Afterall, I only had 2 people to fuss about for 5 whole months. It's either Ping or Rose (and darling too). Now I suddenly have so many friends, it actually was a little overwhelming.
Which is why I was actually glad that my phone is still suspended (okay okay I will go reconnect it tommorrow) and thus it's not that easy to contact me. I'm even glad that as I am only, not that many people are bugging me on MSN (please don't stop talking to me).
And I want to apologise to everyone for not calling you guys at all since my return. (It's just 3 God damn days anyway) I have been hiding in my room for the past 3 days, only coming downstairs (or out with my family) to eat, and even missed a very important person's birthday celebration (SORRY!) for having to entertain yet another group.
And I have barely been back, barely slept enough, barely had me time me life in me room and school has freaking started. And the modules will freak me out.
So will the kiasu Singaporeans, the be my groupmate process, the project meetings, the 2 Finance modules.

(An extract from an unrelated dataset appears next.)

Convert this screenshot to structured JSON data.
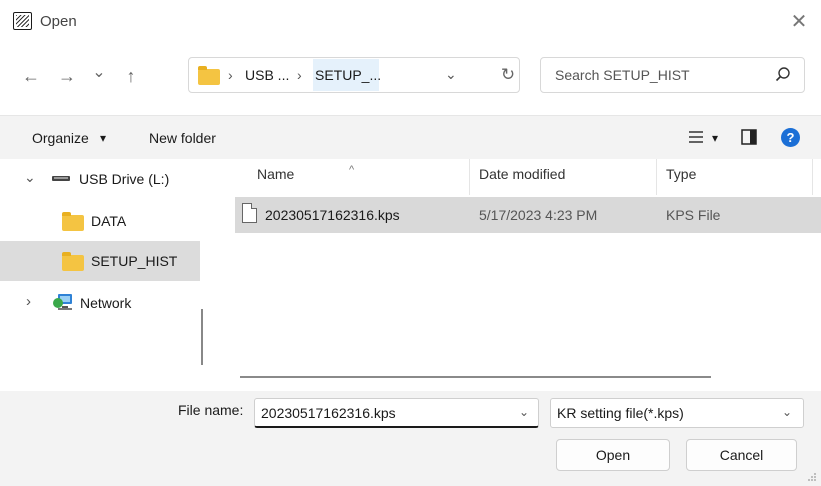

I don't know man, I'm probably making this whole thing bigger than it seems, and I think tommorrow when I step back into my school without my fucking laptop which died (FOR 1 WHOLE SEMESTER!) I will certainly not look like a hermit nor speak in a funny way but retain that bubbly hey wassup what did you do to your hair act.
But for those who care, you may just feel that it may be a teeny bit putting on a front. I don't know, maybe I won't. But hey, I'm sure I'm such an adaptable creature I'd be back.
Anyways, 2005 looks like a good year ahead with wacky things already on my way.
1. I'm moving. This time to a real home. So come March I will be packing unpacking again! (I've NEVER done this packing shit so many times in my life) And it will be exciting cos I can get my own room and design it.
2. My brother is getting MARRIED! I lurve weddings.
3. I'm graduating. I'm not so excited about stepping into the working world, but I can finally wear the mortar board. Haha.
Also, I have been trying to get over the Tsunami thing. It's just so sad (we all know about how sad it is to lose lives and buildings yah) that this place that I called home for 5 months, which we have more than once joked about retiring and living like queens, buying over a whole hill and having houses this size and that design, opening a beach bar and stuff. And boooom it goes my pretty pretty Phi Phi. I wonder if the guy who brought us outsea island hopping is still alive, I wonder how Maya Bay look like now, I wonder if the cute waiter that can mimic a rooster is okay. Random stuffs like that. It felt close. But again, like all human beings, you awww about things and these thoughts passes.
And I wonder about the after effects where corals reefs are gone, marine lives may go extinct, people may become sick with contamination of their water, of the carcasses. Of the tourism industry, of the smiley Thais who lost their jobs.
And I'm sorry I am so biase towards Thailand when India was worst hit, or Sumatra.
1 comment:
hi sweetie,
i m not very good at commenting. but this entry of yours. it touched my heart. i realised that i have been missing out on a lot of things about u. i m sorry. i dunno why but everything seems to have been happening all at once. too fast too sudden, i have so much to tok to u about. the tots that keep me going is that i noe i have u around in my life. reallie. i missed you so much.i missed having my gf to go out with and giggle with and bitch about with. this is something no one can ever replace, not even our darlings=)i just wan to be happie and simple and worry-less again. i reallie wan to.